In fact, here I can add new items easily, and I can omit some optional items if I want (such as, say, game description, or author, or all kind of lesser data.) With this design, data can be differentiated for multiple regions, or just put as a single entry if needed.

fennectech commented 6 years ago

Why not use a tool like csved? Though i must say yaml makes more sense for DLC.

http://csved.sjfrancke.nl

As for your worries about linux users it runs great in wine! snappy tool that is freeware (not foss though if that is a concern) on something like a vita this 12 percent reduction in size is significant.

We could impliment off the shelf gzip compression of the yaml file to get our 12 percent back though!

Simply put the .yml file into a gzip container and then decompress this file on demand. we could easily use theflow's rar implimentation also (or zip but its less efficient.)

https://github.com/TheOfficialFloW/VitaShell/tree/master/unrarlib

mmozeiko commented 6 years ago

Ok, and why yaml, and not toml, json, xml, or just go full sqlite3?

Joining games under same name probably won't happen though.

fennectech commented 6 years ago

Yaml is braindead simple to edit and has sane layout that an actual human can easily edit. Basiclfy it looks pretty. thats one reason to use yaml. and sqlite3 is a huge pain. It requires quite a bit more work to impliment unless you use an existing library.
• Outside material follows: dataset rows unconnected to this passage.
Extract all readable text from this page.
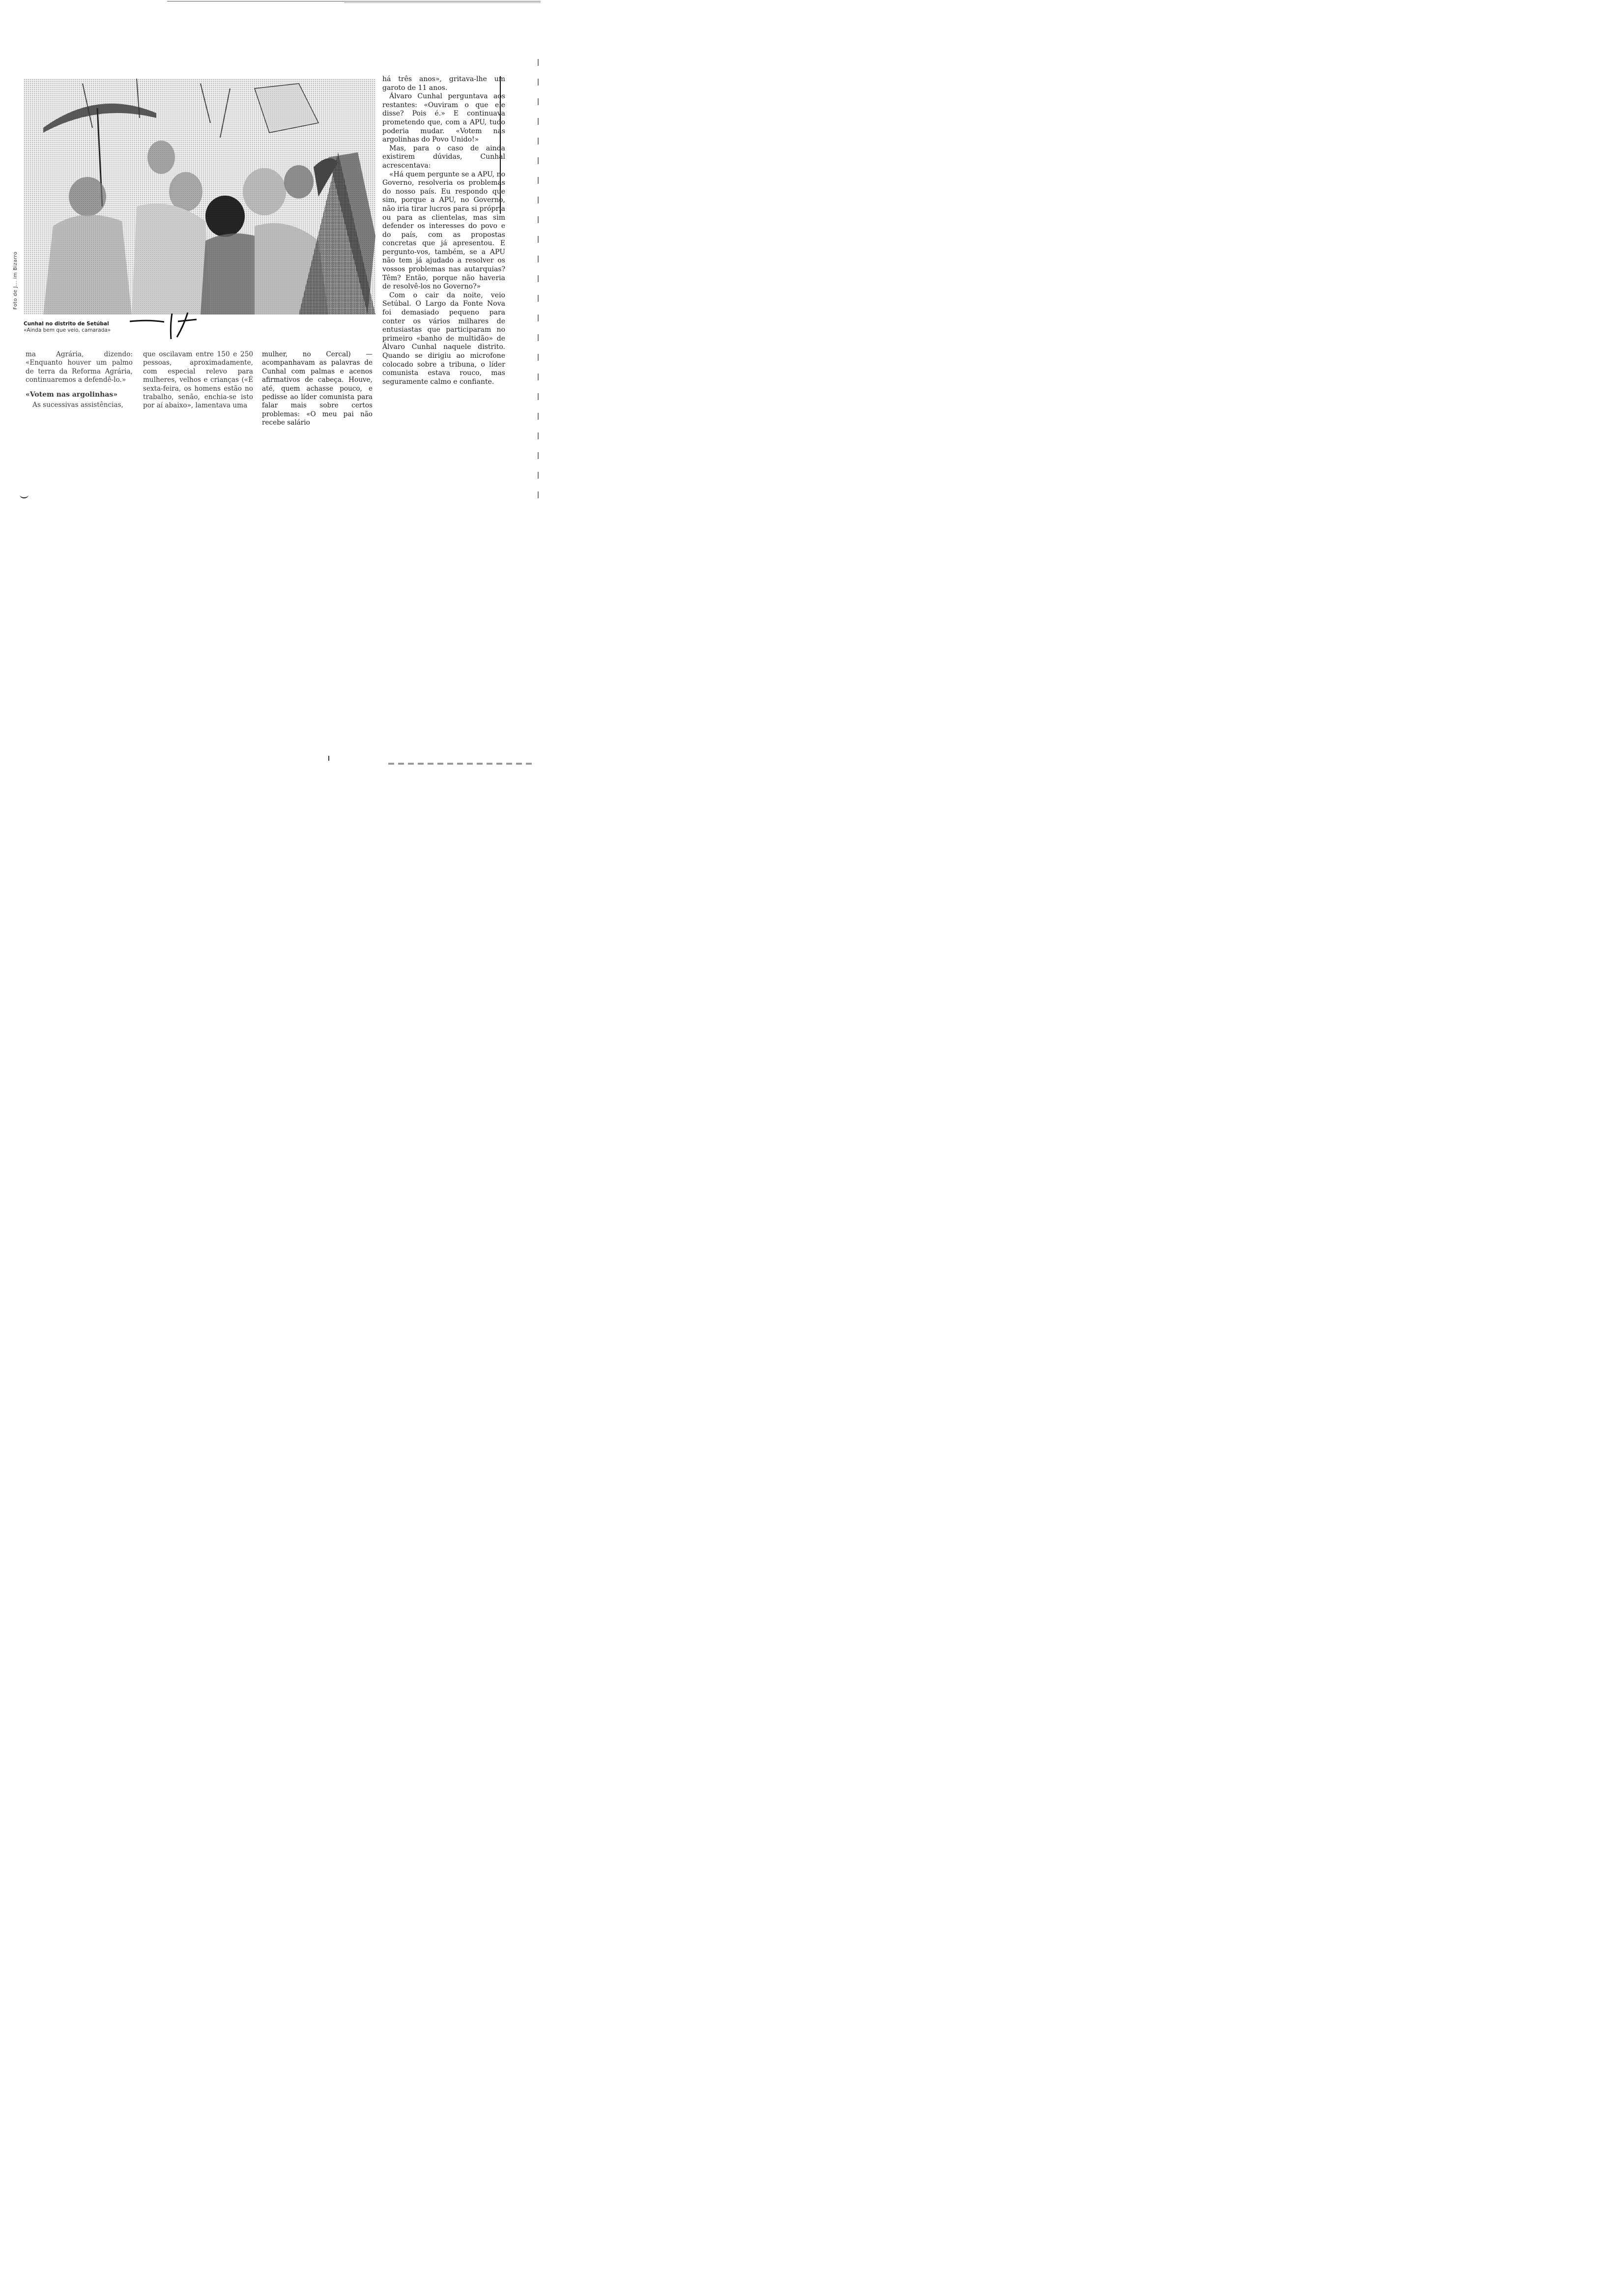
Foto de J... im Bizarro
Cunhal no distrito de Setúbal
«Ainda bem que veio, camarada»

ma Agrária, dizendo: «Enquanto houver um palmo de terra da Reforma Agrária, continuaremos a defendê-lo.»

«Votem nas argolinhas»

As sucessivas assistências,

que oscilavam entre 150 e 250 pessoas, aproximadamente, com especial relevo para mulheres, velhos e crianças («É sexta-feira, os homens estão no trabalho, senão, enchia-se isto por aí abaixo», lamentava uma

mulher, no Cercal) — acompanhavam as palavras de Cunhal com palmas e acenos afirmativos de cabeça. Houve, até, quem achasse pouco, e pedisse ao líder comunista para falar mais sobre certos problemas: «O meu pai não recebe salário

há três anos», gritava-lhe um garoto de 11 anos.

Álvaro Cunhal perguntava aos restantes: «Ouviram o que ele disse? Pois é.» E continuava prometendo que, com a APU, tudo poderia mudar. «Votem nas argolinhas do Povo Unido!»

Mas, para o caso de ainda existirem dúvidas, Cunhal acrescentava:

«Há quem pergunte se a APU, no Governo, resolveria os problemas do nosso país. Eu respondo que sim, porque a APU, no Governo, não iria tirar lucros para si própria ou para as clientelas, mas sim defender os interesses do povo e do país, com as propostas concretas que já apresentou. E pergunto-vos, também, se a APU não tem já ajudado a resolver os vossos problemas nas autarquias? Têm? Então, porque não haveria de resolvê-los no Governo?»

Com o cair da noite, veio Setúbal. O Largo da Fonte Nova foi demasiado pequeno para conter os vários milhares de entusiastas que participaram no primeiro «banho de multidão» de Álvaro Cunhal naquele distrito. Quando se dirigiu ao microfone colocado sobre a tribuna, o líder comunista estava rouco, mas seguramente calmo e confiante.
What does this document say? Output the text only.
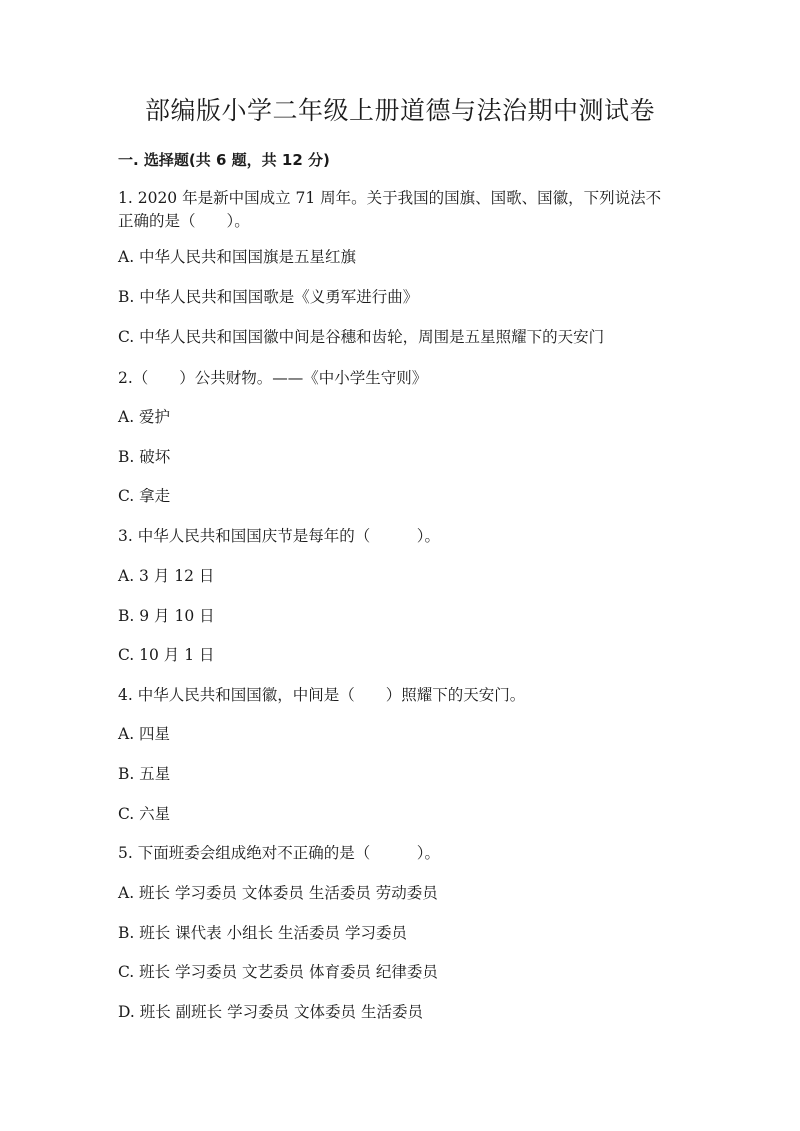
部编版小学二年级上册道德与法治期中测试卷
一. 选择题(共 6 题，共 12 分)
1. 2020 年是新中国成立 71 周年。关于我国的国旗、国歌、国徽，下列说法不
正确的是（　　）。
A. 中华人民共和国国旗是五星红旗
B. 中华人民共和国国歌是《义勇军进行曲》
C. 中华人民共和国国徽中间是谷穗和齿轮，周围是五星照耀下的天安门
2.（　　）公共财物。——《中小学生守则》
A. 爱护
B. 破坏
C. 拿走
3. 中华人民共和国国庆节是每年的（　　　）。
A. 3 月 12 日
B. 9 月 10 日
C. 10 月 1 日
4. 中华人民共和国国徽，中间是（　　）照耀下的天安门。
A. 四星
B. 五星
C. 六星
5. 下面班委会组成绝对不正确的是（　　　）。
A. 班长 学习委员 文体委员 生活委员 劳动委员
B. 班长 课代表 小组长 生活委员 学习委员
C. 班长 学习委员 文艺委员 体育委员 纪律委员
D. 班长 副班长 学习委员 文体委员 生活委员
xy2i commented 6 years ago

Why not..

SQLite

As stated above, sqlite is a pain. Also, it misses the point of 'plaintext format' and 'easy to edit' - currently, the database has the useful property of being very easily shareable over a plaintext medium.

XML

XML has quite a lot of overhead. In general, while XML is more of a markup language, YAML is a data format, which doens't fit the use case here.

TOML

From the page itself:

Be warned, this spec is still changing a lot. Until it's marked as 1.0, you should assume that it is unstable and act accordingly.

JSON

This is the other choice in contrast. JSON is very easy to parse, fits the needs (readability, plain-text, resistant to delimiter collision), has been around for a long time, and takes about the same size as YAML. I chose YAML here because of its easier readability, but it comes down to:

So, by looking more into it, it does seem that JSON should be more suited; if my conclusions are wrong, please rebute them.